13-Year-Old Girl Gets Pregnant After Being Raped By Her Own Grandfather

Texas recently banned abortions after six weeks of pregnancy, with no exceptions for rape or incest.

Texas Gov. Greg Abbott recently signed a law banning abortions after 6 weeks with no exceptions for rape or incest. Most women do not even know they are pregnant at six weeks. According to BBC, the law plans to ban abortions after the detection of what anti-abortion campaigners call a fetal heartbeat. According to medical authorities, this is misleading. If not stopped by the court, the heavily criticized law will take effect in September. "Our creator endowed us with the right to life, and yet millions of children lose their right to life every year because of abortion," Governor Abbott said at the ceremony, which was broadcast live on Facebook. "In Texas we work to save those lives." Many critics were quick to point out how politicians want to save an unborn child, but don't want to save millions of living  Americans. chillipadimum tweeted: Wish you cared about actual living Texans as much as you profess to care about fetuses. JUiCEY_K0UTURE added: they don't even care while the baby is in utero. Whose going to cover the medical bills/transportation cost for these babies? Not Texas.

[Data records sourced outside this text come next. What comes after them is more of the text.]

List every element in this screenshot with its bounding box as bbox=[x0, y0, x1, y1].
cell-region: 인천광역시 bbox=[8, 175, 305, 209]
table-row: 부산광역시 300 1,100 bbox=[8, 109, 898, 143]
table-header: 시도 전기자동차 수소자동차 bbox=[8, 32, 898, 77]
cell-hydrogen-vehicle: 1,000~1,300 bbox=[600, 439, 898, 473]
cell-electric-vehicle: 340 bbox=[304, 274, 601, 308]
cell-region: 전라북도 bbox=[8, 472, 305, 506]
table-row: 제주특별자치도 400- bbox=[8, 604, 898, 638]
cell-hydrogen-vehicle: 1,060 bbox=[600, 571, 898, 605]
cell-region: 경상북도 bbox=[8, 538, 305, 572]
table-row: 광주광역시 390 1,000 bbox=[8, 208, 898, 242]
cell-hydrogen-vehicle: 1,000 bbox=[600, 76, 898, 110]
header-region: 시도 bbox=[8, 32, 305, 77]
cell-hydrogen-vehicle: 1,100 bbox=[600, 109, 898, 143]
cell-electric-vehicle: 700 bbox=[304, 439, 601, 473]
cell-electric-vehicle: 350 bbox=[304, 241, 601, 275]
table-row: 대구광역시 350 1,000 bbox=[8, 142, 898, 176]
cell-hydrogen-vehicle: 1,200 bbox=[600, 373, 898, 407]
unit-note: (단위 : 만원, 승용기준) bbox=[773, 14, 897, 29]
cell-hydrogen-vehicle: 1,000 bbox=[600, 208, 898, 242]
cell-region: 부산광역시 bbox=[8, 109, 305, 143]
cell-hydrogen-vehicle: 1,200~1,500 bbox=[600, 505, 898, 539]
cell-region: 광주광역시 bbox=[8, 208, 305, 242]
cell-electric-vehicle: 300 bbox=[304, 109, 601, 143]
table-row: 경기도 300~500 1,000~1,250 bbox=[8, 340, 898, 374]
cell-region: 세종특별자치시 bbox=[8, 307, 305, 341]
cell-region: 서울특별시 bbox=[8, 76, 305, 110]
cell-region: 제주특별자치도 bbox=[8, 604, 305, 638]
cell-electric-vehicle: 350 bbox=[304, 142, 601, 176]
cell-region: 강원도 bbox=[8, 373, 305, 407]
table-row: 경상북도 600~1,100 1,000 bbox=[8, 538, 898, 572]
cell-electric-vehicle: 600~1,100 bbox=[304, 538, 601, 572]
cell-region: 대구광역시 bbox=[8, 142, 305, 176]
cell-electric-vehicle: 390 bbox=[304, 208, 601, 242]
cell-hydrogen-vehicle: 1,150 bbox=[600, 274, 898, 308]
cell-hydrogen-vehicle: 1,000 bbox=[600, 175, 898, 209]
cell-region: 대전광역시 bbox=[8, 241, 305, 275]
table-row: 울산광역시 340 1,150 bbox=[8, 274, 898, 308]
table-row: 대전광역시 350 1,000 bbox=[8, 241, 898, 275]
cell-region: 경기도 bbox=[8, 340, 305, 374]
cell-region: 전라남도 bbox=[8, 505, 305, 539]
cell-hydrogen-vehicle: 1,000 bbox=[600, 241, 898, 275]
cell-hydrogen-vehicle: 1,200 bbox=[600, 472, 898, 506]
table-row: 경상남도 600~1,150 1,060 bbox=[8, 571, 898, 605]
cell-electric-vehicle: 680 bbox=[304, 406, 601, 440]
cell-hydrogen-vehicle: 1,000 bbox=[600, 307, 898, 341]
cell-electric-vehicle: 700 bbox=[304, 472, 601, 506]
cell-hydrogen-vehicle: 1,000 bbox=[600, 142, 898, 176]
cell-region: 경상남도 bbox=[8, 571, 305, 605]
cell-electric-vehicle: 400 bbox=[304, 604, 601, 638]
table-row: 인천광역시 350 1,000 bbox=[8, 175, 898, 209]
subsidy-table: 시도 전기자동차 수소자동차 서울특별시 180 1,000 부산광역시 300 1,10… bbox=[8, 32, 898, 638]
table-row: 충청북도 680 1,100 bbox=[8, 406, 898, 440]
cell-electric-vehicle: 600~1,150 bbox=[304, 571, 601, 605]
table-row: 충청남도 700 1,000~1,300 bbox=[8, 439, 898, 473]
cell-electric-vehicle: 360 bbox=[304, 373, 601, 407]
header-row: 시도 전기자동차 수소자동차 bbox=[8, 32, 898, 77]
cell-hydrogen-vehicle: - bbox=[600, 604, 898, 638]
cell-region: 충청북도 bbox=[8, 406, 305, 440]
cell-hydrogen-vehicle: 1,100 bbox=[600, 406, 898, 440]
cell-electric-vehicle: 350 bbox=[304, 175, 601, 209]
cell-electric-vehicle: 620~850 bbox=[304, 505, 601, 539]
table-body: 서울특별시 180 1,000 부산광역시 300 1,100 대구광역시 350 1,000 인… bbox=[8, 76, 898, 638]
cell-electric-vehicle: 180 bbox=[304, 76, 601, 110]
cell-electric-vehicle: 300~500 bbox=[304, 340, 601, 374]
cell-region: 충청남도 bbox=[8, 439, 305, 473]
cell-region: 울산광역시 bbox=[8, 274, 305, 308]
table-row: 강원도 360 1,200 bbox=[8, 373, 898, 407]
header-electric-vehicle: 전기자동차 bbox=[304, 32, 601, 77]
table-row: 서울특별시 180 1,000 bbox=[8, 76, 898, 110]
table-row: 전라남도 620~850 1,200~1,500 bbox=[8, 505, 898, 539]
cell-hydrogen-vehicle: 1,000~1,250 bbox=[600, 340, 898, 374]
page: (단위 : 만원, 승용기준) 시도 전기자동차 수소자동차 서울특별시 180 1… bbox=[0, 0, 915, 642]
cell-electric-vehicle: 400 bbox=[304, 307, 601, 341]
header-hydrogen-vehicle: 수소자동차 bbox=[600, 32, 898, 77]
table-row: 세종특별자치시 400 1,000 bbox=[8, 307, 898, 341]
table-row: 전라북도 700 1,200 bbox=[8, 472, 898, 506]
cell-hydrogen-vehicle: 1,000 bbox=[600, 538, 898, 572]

Recently, a 13-year-old girl was raped by her grandfather. According to Insider, the young girl got pregnant and couldn't get an abortion close to home in Texas, where abortion access is already limited. On a drive for a few hours, she finally got to Planned Parenthood Center for Choice in Houston. Dr. Bhavik Kumar told Insider, "While politicians pass these laws in faraway buildings, we actually see these people, we take care of them. There are people depending on us. They have names. They have families. And their ability to access care will make the world of difference to them." Speaking of the survivor of rape, he said, "She shouldn't have to be dealing with any of what she's dealt with, but when I think about if a law like this were to go into effect and she wasn't able to access abortion, if that's what she had chosen, then what would her life be like? How different would it be?" Kumar said. "It's difficult for me to think about that, to have that choice robbed from somebody." Talking about another incident where a 17-year-old was roofied at a party, he said "They decided not to be pregnant. They didn't even make the decision to have sex. So this [law] would not give them any options; it would force them to carry that pregnancy," Kumar said.

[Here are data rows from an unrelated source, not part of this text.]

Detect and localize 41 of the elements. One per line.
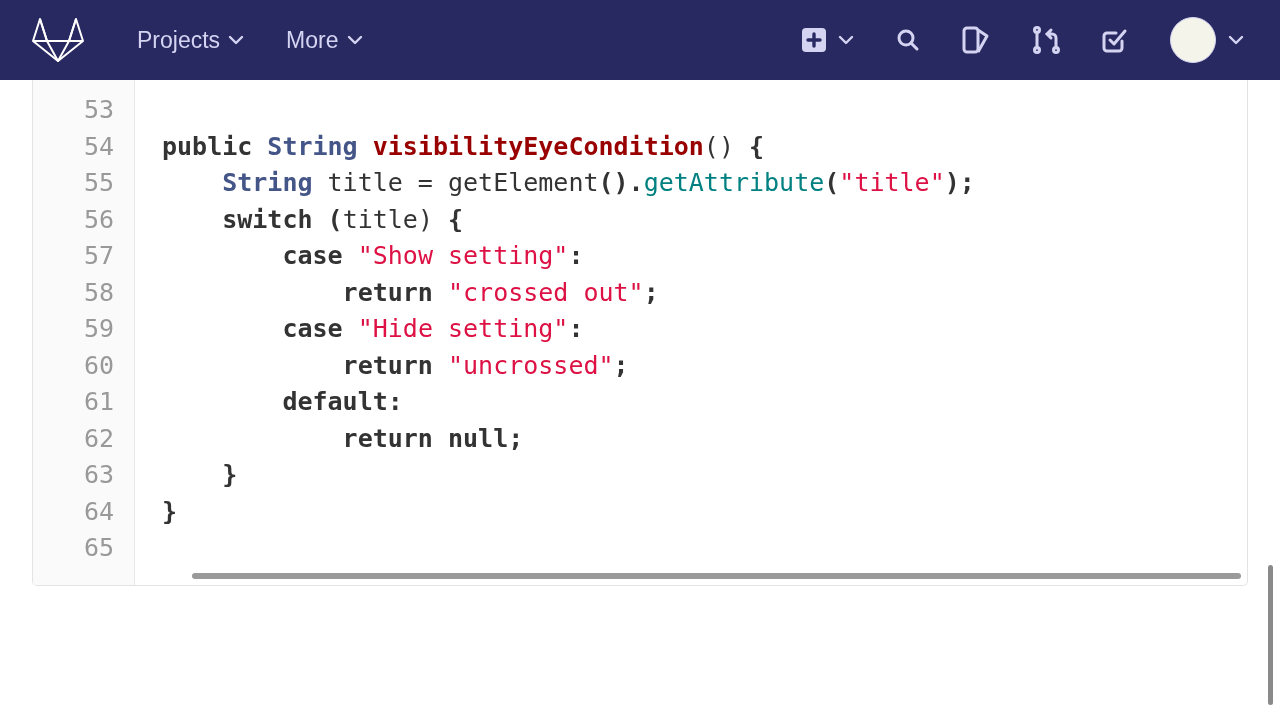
line-number: 57	[82, 240, 115, 272]
code-line: }	[162, 495, 178, 528]
code-line: }	[221, 459, 238, 491]
document-icon[interactable]	[962, 26, 990, 54]
code-line: public String visibilityEyeCondition() {	[162, 130, 765, 163]
line-number: 59	[82, 313, 115, 345]
logo-icon[interactable]	[31, 17, 85, 63]
new-menu-button[interactable]	[802, 28, 854, 52]
line-number: 64	[82, 495, 115, 528]
nav-menu-button[interactable]: Projects	[137, 26, 245, 54]
chevron-down-icon	[228, 35, 245, 45]
code-line: return "crossed out";	[341, 276, 659, 309]
line-number: 65	[82, 532, 115, 564]
search-icon[interactable]	[896, 28, 920, 52]
scrollbar-thumb[interactable]	[192, 573, 1241, 579]
line-number: 63	[82, 459, 115, 491]
user-menu-button[interactable]	[1170, 17, 1244, 63]
line-number: 56	[82, 203, 115, 236]
code-line: String title = getElement().getAttribute("title");	[221, 167, 975, 199]
code-line: default:	[281, 386, 403, 418]
line-number: 58	[82, 276, 115, 309]
line-number: 53	[82, 94, 115, 126]
code-line: return "uncrossed";	[341, 349, 629, 382]
code-line: return null;	[341, 422, 524, 455]
code-line: case "Show setting":	[281, 240, 584, 272]
plus-square-icon	[802, 28, 826, 52]
code-line: case "Hide setting":	[281, 313, 584, 345]
chevron-down-icon	[346, 35, 363, 45]
chevron-down-icon	[1228, 35, 1244, 45]
line-number: 62	[82, 422, 115, 455]
line-number: 60	[82, 349, 115, 382]
line-number: 55	[82, 167, 115, 199]
line-number: 54	[82, 130, 115, 163]
nav-menu-button[interactable]: More	[286, 26, 363, 54]
avatar	[1170, 17, 1216, 63]
chevron-down-icon	[838, 35, 854, 45]
scrollbar-thumb[interactable]	[1268, 565, 1273, 705]
checkbox-todo-icon[interactable]	[1102, 27, 1128, 53]
code-line: switch (title) {	[221, 203, 464, 236]
merge-request-icon[interactable]	[1032, 26, 1060, 54]
line-number: 61	[82, 386, 115, 418]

Drucilla Tigner, the policy and advocacy strategist at the ACLU in Texas, told the Austin-American Statesman that the new regulations violate federal law. "Not only does this ban violate more than half a century of Supreme Court case law, it paves the way for anti-choice extremists to use our court system to go after anyone who performs abortions or considers supporting a person that has one," Tigner said. "But make no mistake, abortion is both legal in Texas and supported by the majority of Texans. The governor's swipe of a pen can't change the Constitution."

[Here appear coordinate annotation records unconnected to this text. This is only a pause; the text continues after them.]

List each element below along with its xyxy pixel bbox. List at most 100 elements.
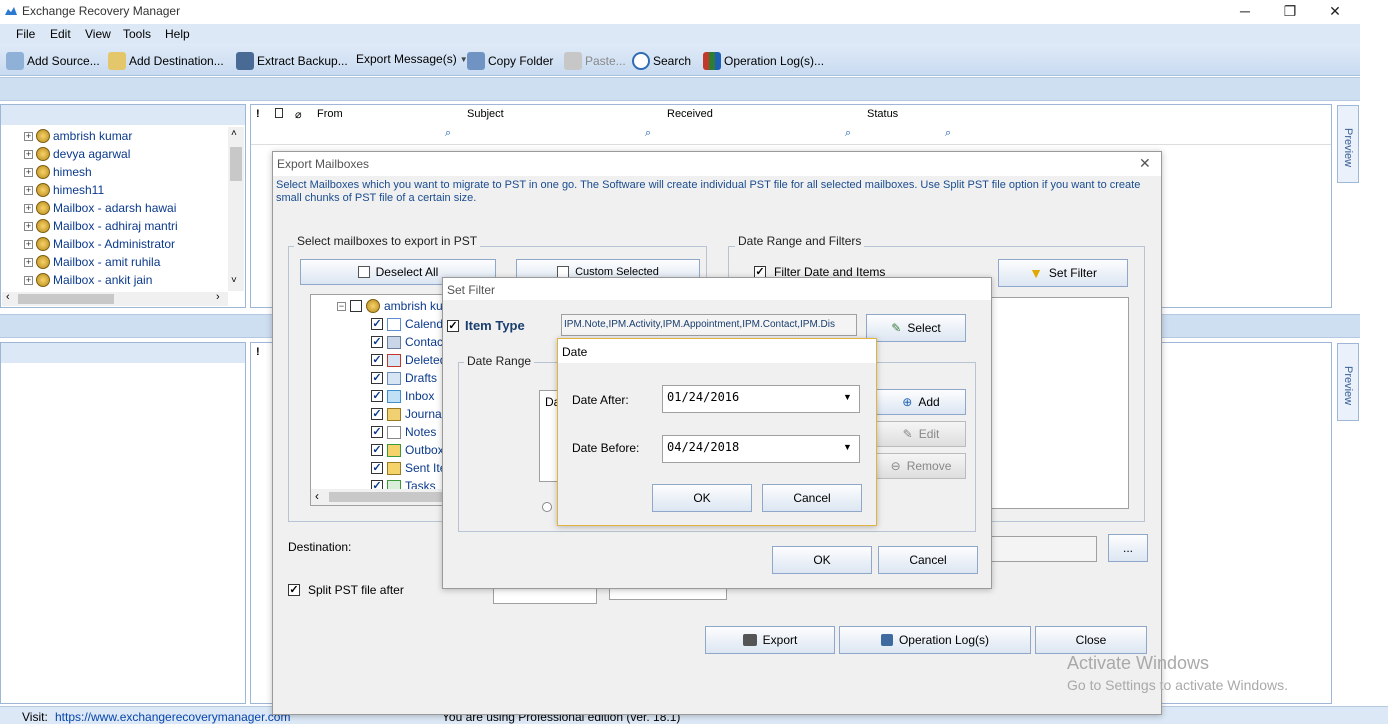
scroll-left-icon[interactable]: ‹ [6, 291, 10, 303]
date-after-picker[interactable]: 01/24/2016 ▼ [662, 385, 860, 413]
operation-logs-button[interactable]: Operation Log(s) [839, 626, 1031, 654]
checkbox[interactable]: ✓ [371, 408, 383, 420]
scroll-thumb[interactable] [18, 294, 114, 304]
dropdown-arrow-icon[interactable]: ▼ [843, 392, 852, 402]
checkbox[interactable]: ✓ [371, 426, 383, 438]
remove-button[interactable]: ⊖ Remove [876, 453, 966, 479]
tree-item[interactable]: + Mailbox - adarsh hawai [24, 199, 176, 217]
collapse-icon[interactable]: − [337, 301, 346, 311]
tree-item[interactable]: + Mailbox - ankit jain [24, 271, 152, 289]
ok-button[interactable]: OK [772, 546, 872, 574]
split-pst-checkbox[interactable]: ✓ Split PST file after [288, 583, 404, 597]
scroll-left-icon[interactable]: ‹ [315, 489, 319, 503]
checkbox[interactable]: ✓ [371, 444, 383, 456]
received-column[interactable]: Received [667, 108, 713, 120]
browse-button[interactable]: ... [1108, 534, 1148, 562]
menu-tools[interactable]: Tools [123, 27, 151, 41]
tree-item[interactable]: + himesh [24, 163, 92, 181]
add-button[interactable]: ⊕ Add [876, 389, 966, 415]
folder-item[interactable]: ✓ Contacts [371, 333, 452, 351]
checkbox[interactable]: ✓ [371, 390, 383, 402]
menu-edit[interactable]: Edit [50, 27, 71, 41]
cancel-button[interactable]: Cancel [762, 484, 862, 512]
export-button[interactable]: Export [705, 626, 835, 654]
scroll-thumb[interactable] [230, 147, 242, 181]
folder-item[interactable]: ✓ Notes [371, 423, 436, 441]
scroll-down-icon[interactable]: ˅ [231, 275, 237, 286]
preview-tab[interactable]: Preview [1337, 105, 1359, 183]
tree-item[interactable]: + Mailbox - adhiraj mantri [24, 217, 178, 235]
folder-item[interactable]: ✓ Outbox [371, 441, 444, 459]
search-button[interactable]: Search [632, 52, 691, 70]
menu-view[interactable]: View [85, 27, 111, 41]
tree-vscrollbar[interactable]: ˄ ˅ [228, 127, 244, 291]
expand-icon[interactable]: + [24, 203, 33, 213]
destination-input[interactable] [981, 536, 1097, 562]
add-destination-button[interactable]: Add Destination... [108, 52, 224, 70]
close-icon[interactable]: ✕ [1139, 155, 1151, 172]
add-source-button[interactable]: Add Source... [6, 52, 100, 70]
checkbox[interactable]: ✓ [371, 354, 383, 366]
scroll-up-icon[interactable]: ˄ [231, 128, 237, 139]
status-column[interactable]: Status [867, 108, 898, 120]
item-type-input[interactable]: IPM.Note,IPM.Activity,IPM.Appointment,IP… [561, 314, 857, 336]
tree-hscrollbar[interactable]: ‹ › [2, 291, 228, 306]
copy-folder-button[interactable]: Copy Folder [467, 52, 553, 70]
tree-item[interactable]: + himesh11 [24, 181, 104, 199]
tree-item[interactable]: + Mailbox - amit ruhila [24, 253, 160, 271]
checkbox[interactable]: ✓ [288, 584, 300, 596]
expand-icon[interactable]: + [24, 185, 33, 195]
expand-icon[interactable]: + [24, 149, 33, 159]
website-link[interactable]: https://www.exchangerecoverymanager.com [55, 710, 290, 724]
date-before-picker[interactable]: 04/24/2018 ▼ [662, 435, 860, 463]
select-button[interactable]: ✎ Select [866, 314, 966, 342]
search-icon[interactable]: ⌕ [645, 127, 657, 139]
expand-icon[interactable]: + [24, 167, 33, 177]
tree-item[interactable]: + ambrish kumar [24, 127, 132, 145]
extract-backup-button[interactable]: Extract Backup... [236, 52, 348, 70]
expand-icon[interactable]: + [24, 131, 33, 141]
scroll-thumb[interactable] [329, 492, 449, 502]
tree-item[interactable]: + devya agarwal [24, 145, 130, 163]
dropdown-arrow-icon[interactable]: ▼ [843, 442, 852, 452]
folder-tree-hscrollbar[interactable]: ‹ [311, 489, 459, 505]
menu-file[interactable]: File [16, 27, 35, 41]
checkbox[interactable]: ✓ [371, 318, 383, 330]
export-messages-button[interactable]: Export Message(s) ▼ [356, 52, 468, 66]
menu-help[interactable]: Help [165, 27, 190, 41]
expand-icon[interactable]: + [24, 221, 33, 231]
subject-column[interactable]: Subject [467, 108, 504, 120]
minimize-button[interactable]: ─ [1222, 0, 1268, 24]
close-window-button[interactable]: ✕ [1312, 0, 1358, 24]
checkbox[interactable]: ✓ [371, 462, 383, 474]
cancel-button[interactable]: Cancel [878, 546, 978, 574]
folder-item[interactable]: ✓ Deleted [371, 351, 446, 369]
preview-tab[interactable]: Preview [1337, 343, 1359, 421]
flag-column[interactable]: ! [256, 346, 260, 358]
checkbox[interactable]: ✓ [371, 372, 383, 384]
expand-icon[interactable]: + [24, 275, 33, 285]
scroll-right-icon[interactable]: › [216, 291, 220, 303]
expand-icon[interactable]: + [24, 239, 33, 249]
checkbox[interactable]: ✓ [371, 336, 383, 348]
checkbox[interactable] [350, 300, 362, 312]
close-button[interactable]: Close [1035, 626, 1147, 654]
item-type-checkbox[interactable]: ✓ Item Type [447, 318, 525, 333]
expand-icon[interactable]: + [24, 257, 33, 267]
set-filter-button[interactable]: ▼ Set Filter [998, 259, 1128, 287]
folder-item[interactable]: ✓ Drafts [371, 369, 437, 387]
checkbox[interactable]: ✓ [447, 319, 459, 332]
tree-item[interactable]: + Mailbox - Administrator [24, 235, 175, 253]
folder-item[interactable]: ✓ Inbox [371, 387, 434, 405]
radio-button[interactable] [542, 502, 552, 512]
paste-button[interactable]: Paste... [564, 52, 626, 70]
search-icon[interactable]: ⌕ [445, 127, 457, 139]
search-icon[interactable]: ⌕ [945, 127, 957, 139]
ok-button[interactable]: OK [652, 484, 752, 512]
root-item[interactable]: − ambrish ku [337, 297, 443, 315]
edit-button[interactable]: ✎ Edit [876, 421, 966, 447]
flag-column[interactable]: ! [256, 108, 260, 120]
from-column[interactable]: From [317, 108, 343, 120]
operation-logs-button[interactable]: Operation Log(s)... [703, 52, 824, 70]
folder-item[interactable]: ✓ Journal [371, 405, 444, 423]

What's more shocking is that the law is also unique in giving any individual the right to sue doctors who perform the procedure. Elizabeth Nash, principal policy associate at the Guttmacher Institute, said the civil action created through the law is "uniquely cruel." “By allowing anyone, anywhere to sue people involved in providing or obtaining an abortion, this ban would open the floodgates for frivolous lawsuits, bury clinics under court cases and legal fees, and make it difficult for providers to remain open," Nash said in a statement. “This ban in Texas is clearly about controlling pregnant people’s bodies and preventing them from making decisions about their lives and futures.”



Many people on Twitter also pointed out the hypocrisy of politicians, who claim to care about human lives when enacting an abortion ban but would also give the green signal to execute a man.  Quintin Jones, 41, had been convicted of killing a great-aunt in 1999. His case had garnered national attention as his family pleaded for clemency.  According to The New York Times, he was the 571st person to be executed in Texas and the first in the state in nearly a year. He died by lethal injection, with no reporters around.  Jones had exhausted his appeals in court and had recently pleaded to Gov. Greg Abbott for mercy. Wasn't Jones's life worthy of being saved or is that reserved only for the unborn?